Bank of Nova Scotia, Canada’s third-largest lender, said quarterly profit climbed 13 percent as its ING Direct acquisition improved consumer-banking results. The firm also increased its quarterly dividend.
Net income for the fiscal first quarter ended Jan. 31 rose to C$1.63 billion ($1.58 billion), or C$1.25 a share, from C$1.44 billion, or C$1.20, a year earlier, the Toronto-based bank said today in a statement. Excluding one-time items, Scotiabank earned C$1.27 a share, beating the C$1.25 average estimate of 16 analysts surveyed by Bloomberg.
Domestic banking profit climbed 21 percent to C$574 million after the lender purchased the Canadian operations of ING Groep NV for C$3.1 billion in November. Scotiabank joined Royal Bank of Canada and Toronto-Dominion Bank in posting higher first-quarter net income even as Canada’s economic growth began to stagnate on record levels of household debt.
“Some pundits were calling for a slowdown, but we really haven’t seen it yet,” said Ian Nakamoto, director of research at MacDougall MacDougall & MacTier Inc. in Toronto, which manages about C$4 billion in assets, including bank shares. “Personal and commercial banking is still the bread-and-butter for these banks.”

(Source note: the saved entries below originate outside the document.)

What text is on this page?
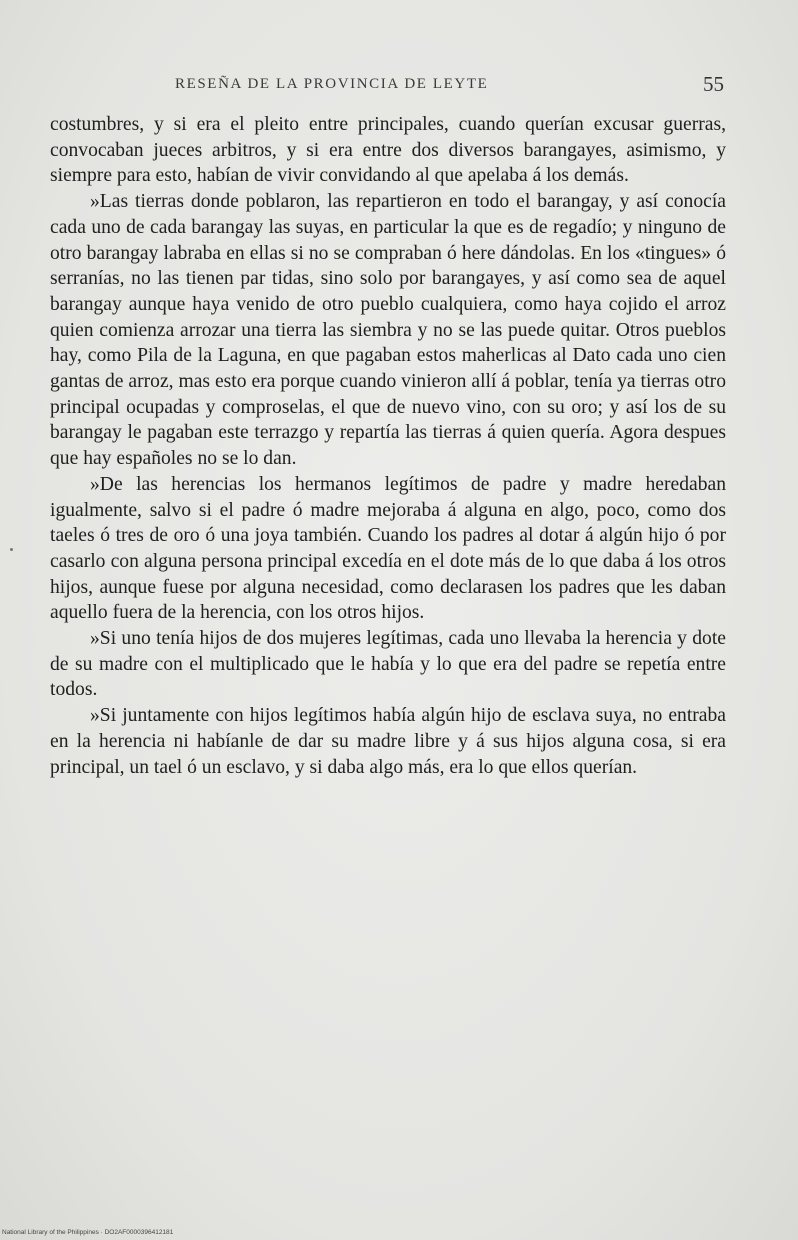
RESEÑA DE LA PROVINCIA DE LEYTE	55

costumbres, y si era el pleito entre principales, cuando querían excusar guerras, convocaban jueces arbitros, y si era entre dos diversos barangayes, asimismo, y siempre para esto, habían de vivir convidando al que apelaba á los demás.

»Las tierras donde poblaron, las repartieron en todo el barangay, y así conocía cada uno de cada barangay las suyas, en particular la que es de regadío; y ninguno de otro barangay labraba en ellas si no se compraban ó here dándolas. En los «tingues» ó serranías, no las tienen par tidas, sino solo por barangayes, y así como sea de aquel barangay aunque haya venido de otro pueblo cualquiera, como haya cojido el arroz quien comienza arrozar una tierra las siembra y no se las puede quitar. Otros pueblos hay, como Pila de la Laguna, en que pagaban estos maherlicas al Dato cada uno cien gantas de arroz, mas esto era porque cuando vinieron allí á poblar, tenía ya tierras otro principal ocupadas y comproselas, el que de nuevo vino, con su oro; y así los de su barangay le pagaban este terrazgo y repartía las tierras á quien quería. Agora despues que hay españoles no se lo dan.

»De las herencias los hermanos legítimos de padre y madre heredaban igualmente, salvo si el padre ó madre mejoraba á alguna en algo, poco, como dos taeles ó tres de oro ó una joya también. Cuando los padres al dotar á algún hijo ó por casarlo con alguna persona principal excedía en el dote más de lo que daba á los otros hijos, aunque fuese por alguna necesidad, como declarasen los padres que les daban aquello fuera de la herencia, con los otros hijos.

»Si uno tenía hijos de dos mujeres legítimas, cada uno llevaba la herencia y dote de su madre con el multiplicado que le había y lo que era del padre se repetía entre todos.

»Si juntamente con hijos legítimos había algún hijo de esclava suya, no entraba en la herencia ni habíanle de dar su madre libre y á sus hijos alguna cosa, si era principal, un tael ó un esclavo, y si daba algo más, era lo que ellos querían.

National Library of the Philippines · DO2AF0000396412181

The lender raised its quarterly dividend 5.3 percent to 60 cents per share. Scotiabank was expected to boost the payout to 59 cents, according to Bloomberg Dividend Projections.
Scotiabank gained 0.7 percent to close at C$61.32 in Toronto. The shares have climbed 6.7 percent this year, compared with the 4.8 percent advance of the 10-company Standard & Poor’s/TSX Banks Index.
Profit from international banking increased 19 percent to C$466 million, helped by Scotiabank’s acquisition last year of Banco Colpatria in Colombia. The lender has operations in more than 50 countries, including Mexico, Thailand and Peru.
Profit from investment banking rose 28 percent to C$399 million from a year earlier, while the wealth-management unit posted a 7.6 percent gain to C$310 million.
“It was a very solid quarter for BNS, reflecting solid organic revenue growth across the operating segments augmented by select acquisitions,” Brad Smith, an analyst with Stonecap Securities Inc. in Toronto, wrote today in a note to clients.
Scotiabank was the last of Canada’s six largest banks by assets to report first-quarter results. Royal Bank, the nation’s largest, said profit rose 12 percent to C$2.07 billion. Toronto-Dominion, the second-biggest, reported profit climbed 21 percent to C$1.79 billion.